La place du patrimoine
L’argument du patrimoine, cité par celles et ceux qui plaident pour le maintien des différents crucifix dans les édifices gouvernementaux, a tout de même un certain mérite.
Si l’on exclut l’argument que la culture et l’histoire de la majorité devraient primer sur la liberté religieuse des minorités, on peut se pencher sur l’importance des objets d’un point de vue purement historique.
Dans ce cas, est-ce que l’emplacement des objets devrait primer sur leur préservation et leur mise en valeur ?
Le crucifix de l’Assemblée nationale, s’il est si important dans l’histoire de l’institution, ne devrait-il pas être exposé, accompagné d’une notice et d’informations contextuelles, dans le hall de l’Hôtel du parlement, pour que tous les visiteurs puissent y avoir accès ?
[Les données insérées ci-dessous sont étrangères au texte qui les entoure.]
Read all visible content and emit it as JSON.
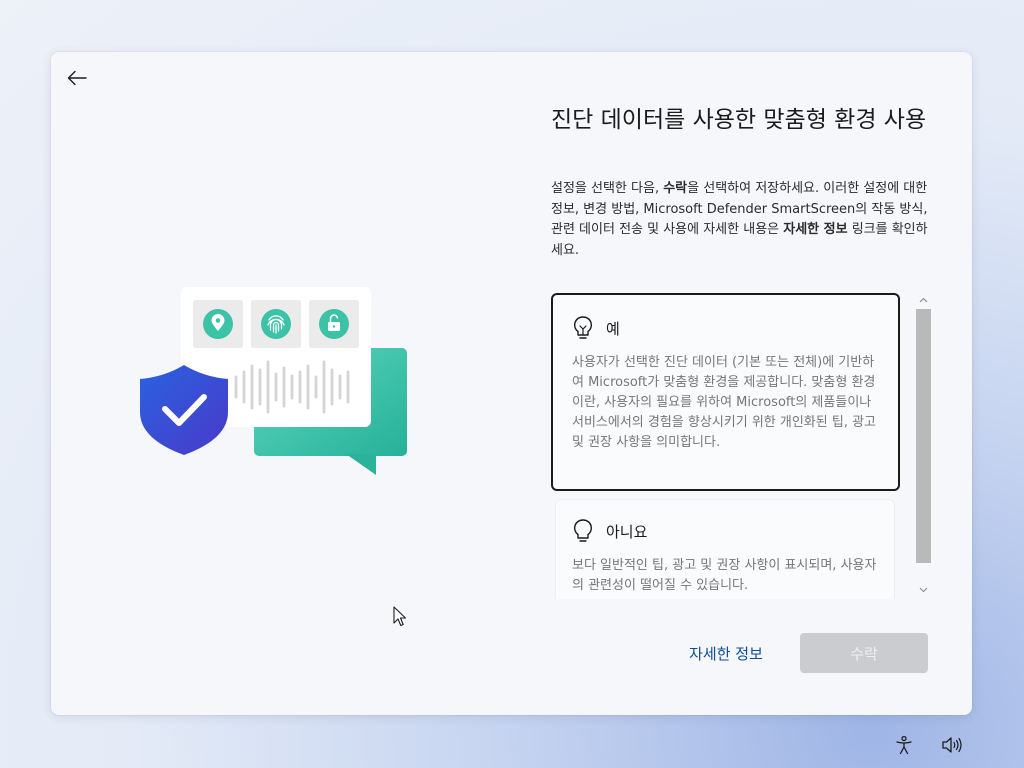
{
  "page": {
    "title": "진단 데이터를 사용한 맞춤형 환경 사용",
    "description_parts": [
      "설정을 선택한 다음, ",
      "수락",
      "을 선택하여 저장하세요. 이러한 설정에 대한 정보, 변경 방법, Microsoft Defender SmartScreen의 작동 방식, 관련 데이터 전송 및 사용에 자세한 내용은 ",
      "자세한 정보",
      " 링크를 확인하세요."
    ]
  },
  "options": [
    {
      "title": "예",
      "body": "사용자가 선택한 진단 데이터 (기본 또는 전체)에 기반하여 Microsoft가 맞춤형 환경을 제공합니다. 맞춤형 환경이란, 사용자의 필요를 위하여 Microsoft의 제품들이나 서비스에서의 경험을 향상시키기 위한 개인화된 팁, 광고 및 권장 사항을 의미합니다.",
      "icon": "lightbulb-on-icon",
      "selected": true
    },
    {
      "title": "아니요",
      "body": "보다 일반적인 팁, 광고 및 권장 사항이 표시되며, 사용자의 관련성이 떨어질 수 있습니다.",
      "icon": "lightbulb-off-icon",
      "selected": false
    }
  ],
  "buttons": {
    "learn_more": "자세한 정보",
    "accept": "수락"
  },
  "colors": {
    "link": "#0b4c9b",
    "shield": "#2f55d4",
    "chat_bubble": "#35c2a8",
    "disabled_button": "#cbcccf"
  },
  "tray": {
    "accessibility_icon": "accessibility-icon",
    "volume_icon": "volume-icon"
  }
}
Une idée, tiens ! Pourquoi ne pas profiter de la journée portes ouvertes de l’Assemblée nationale, qui se tient traditionnellement le 24 juin, pour organiser une cérémonie publique de déplacement du crucifix vers le grand hall ? Qu’on invite tout le gratin, du maire jusqu’à l’archevêque en passant par les anciens présidents de l’Assemblée et qu’on en finisse une fois pour toutes avec ce débat. Plutôt que de présenter le geste comme une défaite, présentons-le plutôt comme un cadeau offert aux Québécois qui pourront enfin admirer cet objet chargé de sens.
Et si on craint de créer un vide au-dessus de la tête du président, on pourrait facilement remplacer le crucifix par une fleur de lys ou encore par la devise Je me souviens. Thomas Chapais, dans un discours de 1895, en expliquait ainsi la signification : « [...] la province de Québec a une devise dont elle est fière et qu’elle aime à graver au fronton de ses monuments et de ses palais. Cette devise n’a que trois mots : “Je me souviens” ; mais ces trois mots, dans leur simple laconisme, valent le plus éloquent discours. Oui, nous nous souvenons. Nous nous souvenons du passé et de ses leçons, du passé et de ses malheurs, du passé et de ses gloires4 ».
Ces trois mots chargés de sens, que chacun interprète à sa manière, pourraient servir d’inspiration à nos élus à bien des égards tandis que le fameux crucifix pourrait conserver sa valeur patrimoniale et historique dans une belle boite en verre bien éclairée.
Comme le disait si bien Indiana Jones à propos de la Croix de Coronado : « Sa place est dans un musée ! »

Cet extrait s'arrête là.